I have gotten several nice tips after successful surgery. The patients knew that Medicare or insurance would pay me a fraction of what I charged. Two gave me $500 cash in envelopes and one gave me an 18th century copy of Aesop's Fables.
I remember it after all these years because it was so rare. I still have the book.
There were a couple of other instances that are in my book.
"In contrast, in countries with no tipping (mostly Japan), I'm used to much more attentive and discreet service."
That has not been my experience. For example, I can recall dining in Prunier in Paris, a very well known restaurant in the 70s when American were not popular in France. We were lucky to get served and they let us know it.
A few years ago, I had three teenagers and my wife in Tour D'Argent and the service was superb. I assume the staff knew a tip was on offer. Maybe they just liked Americans. The bill was 1500 Euros for dinner but it was worth it, almost.
I have not seen a European waitstaff turn up a nose at a tip. In Australia, of course, it is considered an insult.
Re: Michael K:
That has not been my experience. For example, I can recall dining in Prunier in Paris, a very well known restaurant in the 70s when American were not popular in France. We were lucky to get served and they let us know it.
Yes, that last bit is something I experience regularly at American restaurants -- when I say "humiliating" above, that is what I am talking about. I go in to ask to be seated, and the waitstaff (if they're even there) will not acknowledge me. And I am not talking about super-expensive, snooty restaurants here. I am talking about "nice" white tablecloth sit-down spots that are moderately expensive, but not particularly extravagant.
Anyhow I would consider Paris maybe a notch above NYC in quality of service, although the French are occasionally flagrantly rude (my father had a menu snatched from his hands without a word, once, when the restaurant ran out), so maybe those instances of rudeness ought to tip them below NYC. But yes, service in France is not especially good.
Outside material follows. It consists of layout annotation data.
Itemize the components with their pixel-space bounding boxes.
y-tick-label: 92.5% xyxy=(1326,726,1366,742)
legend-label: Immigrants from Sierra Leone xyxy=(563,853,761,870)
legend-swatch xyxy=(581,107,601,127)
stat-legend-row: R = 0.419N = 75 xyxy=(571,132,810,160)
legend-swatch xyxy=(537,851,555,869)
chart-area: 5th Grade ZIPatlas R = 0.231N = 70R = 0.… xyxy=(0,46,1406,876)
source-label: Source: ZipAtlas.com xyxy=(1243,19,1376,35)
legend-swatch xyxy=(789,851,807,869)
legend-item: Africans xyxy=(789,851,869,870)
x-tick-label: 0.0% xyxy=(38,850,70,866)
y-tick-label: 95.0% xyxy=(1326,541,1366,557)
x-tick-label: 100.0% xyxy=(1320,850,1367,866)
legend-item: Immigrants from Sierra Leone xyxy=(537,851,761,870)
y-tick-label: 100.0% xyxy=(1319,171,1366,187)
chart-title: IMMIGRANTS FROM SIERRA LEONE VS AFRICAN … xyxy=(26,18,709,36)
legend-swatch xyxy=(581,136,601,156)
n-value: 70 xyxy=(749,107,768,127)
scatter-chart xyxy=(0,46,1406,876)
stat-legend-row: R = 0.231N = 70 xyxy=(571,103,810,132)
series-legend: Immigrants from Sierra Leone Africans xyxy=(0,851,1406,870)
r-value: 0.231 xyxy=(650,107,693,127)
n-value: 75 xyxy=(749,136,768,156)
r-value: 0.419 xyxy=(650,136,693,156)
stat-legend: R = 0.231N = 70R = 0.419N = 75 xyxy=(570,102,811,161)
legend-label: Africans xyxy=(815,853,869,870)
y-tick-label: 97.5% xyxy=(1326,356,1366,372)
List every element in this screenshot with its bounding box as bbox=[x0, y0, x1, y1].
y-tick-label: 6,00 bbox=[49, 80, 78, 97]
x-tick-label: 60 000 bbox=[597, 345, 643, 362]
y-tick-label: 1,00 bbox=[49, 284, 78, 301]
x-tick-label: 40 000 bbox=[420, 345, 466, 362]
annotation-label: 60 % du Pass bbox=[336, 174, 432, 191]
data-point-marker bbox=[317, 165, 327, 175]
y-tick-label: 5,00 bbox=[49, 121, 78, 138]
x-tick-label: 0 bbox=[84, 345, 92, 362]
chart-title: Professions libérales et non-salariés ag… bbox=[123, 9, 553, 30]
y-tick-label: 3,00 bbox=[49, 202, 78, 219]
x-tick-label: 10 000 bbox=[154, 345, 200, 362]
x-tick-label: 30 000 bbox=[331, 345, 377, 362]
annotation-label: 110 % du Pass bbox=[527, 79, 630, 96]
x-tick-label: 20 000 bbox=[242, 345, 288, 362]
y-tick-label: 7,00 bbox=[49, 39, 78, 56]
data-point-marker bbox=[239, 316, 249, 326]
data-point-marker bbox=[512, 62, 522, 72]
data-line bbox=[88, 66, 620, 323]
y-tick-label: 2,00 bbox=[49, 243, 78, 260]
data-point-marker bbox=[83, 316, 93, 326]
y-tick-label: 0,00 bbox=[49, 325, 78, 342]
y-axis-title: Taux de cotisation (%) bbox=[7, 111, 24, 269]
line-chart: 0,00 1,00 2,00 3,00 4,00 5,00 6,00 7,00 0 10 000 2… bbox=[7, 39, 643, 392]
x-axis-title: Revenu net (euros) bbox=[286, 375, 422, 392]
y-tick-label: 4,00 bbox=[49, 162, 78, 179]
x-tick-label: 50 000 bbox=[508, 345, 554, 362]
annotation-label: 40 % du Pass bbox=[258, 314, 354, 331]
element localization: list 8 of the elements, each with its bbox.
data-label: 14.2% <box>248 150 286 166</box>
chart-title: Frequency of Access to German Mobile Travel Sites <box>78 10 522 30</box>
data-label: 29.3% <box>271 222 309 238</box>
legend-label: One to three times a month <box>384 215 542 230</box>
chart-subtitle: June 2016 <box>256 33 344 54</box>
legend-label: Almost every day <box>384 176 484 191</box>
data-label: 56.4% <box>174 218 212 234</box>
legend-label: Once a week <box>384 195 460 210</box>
Hong Kong and Tokyo lead the world in quality of service.
"I think the point about how tips are now going to be taxed salary at the Crab Shack is really important - it means that take-home pay is now actually decreased."
That's funny. My wife's employer reports her earnings to IRS to include 8 percent of credit card sales. About $65K in her case. 8 percent... seriously :-) Want fries with that...
I used to wait tables.
People "opposed to tipping" harm ONLY the server. The establishment got paid and, honestly, don't care if you tip the waiter.
However, once you get a rep of not tipping, don't be surprised if you get the bare minimum of service. My checks would be well less than $100 every two weeks if not for tipping. I wasn't being paid to be friendly or nice. I was being paid by the business to just be there.
Having lived in Asia and the UK, where tipping the server isn't the norm, I have to say I really dislike tipping. You don't leave enough, it hurts the server. You leave 20%, it's just what they expect. In order to leave a tip to delight them, you have to leave way too much. It is an awkward end to the meal. And confusing to foreign tourists who are here.
Not sure if you ever waited...but that is just not true. A small tip was fine. We recognized that not everybody had a ton of money (I personally bought a family a dessert who had won a gift card to my restaurant and couldn't normally afford to come). I declined their tip because they had very little money but were so exceedingly nice and friendly that it wasn't a big deal.
And the only waiters/waitresses who pulled the "forced gratuity" thing were either terrible or had dealt with the people who don't tip who decided to bring a lot of family to the restaurant and try and run you ragged (i.e, you're handing out drinks to a table of 20 and, before you're finished, one of the adults ask for a refill already).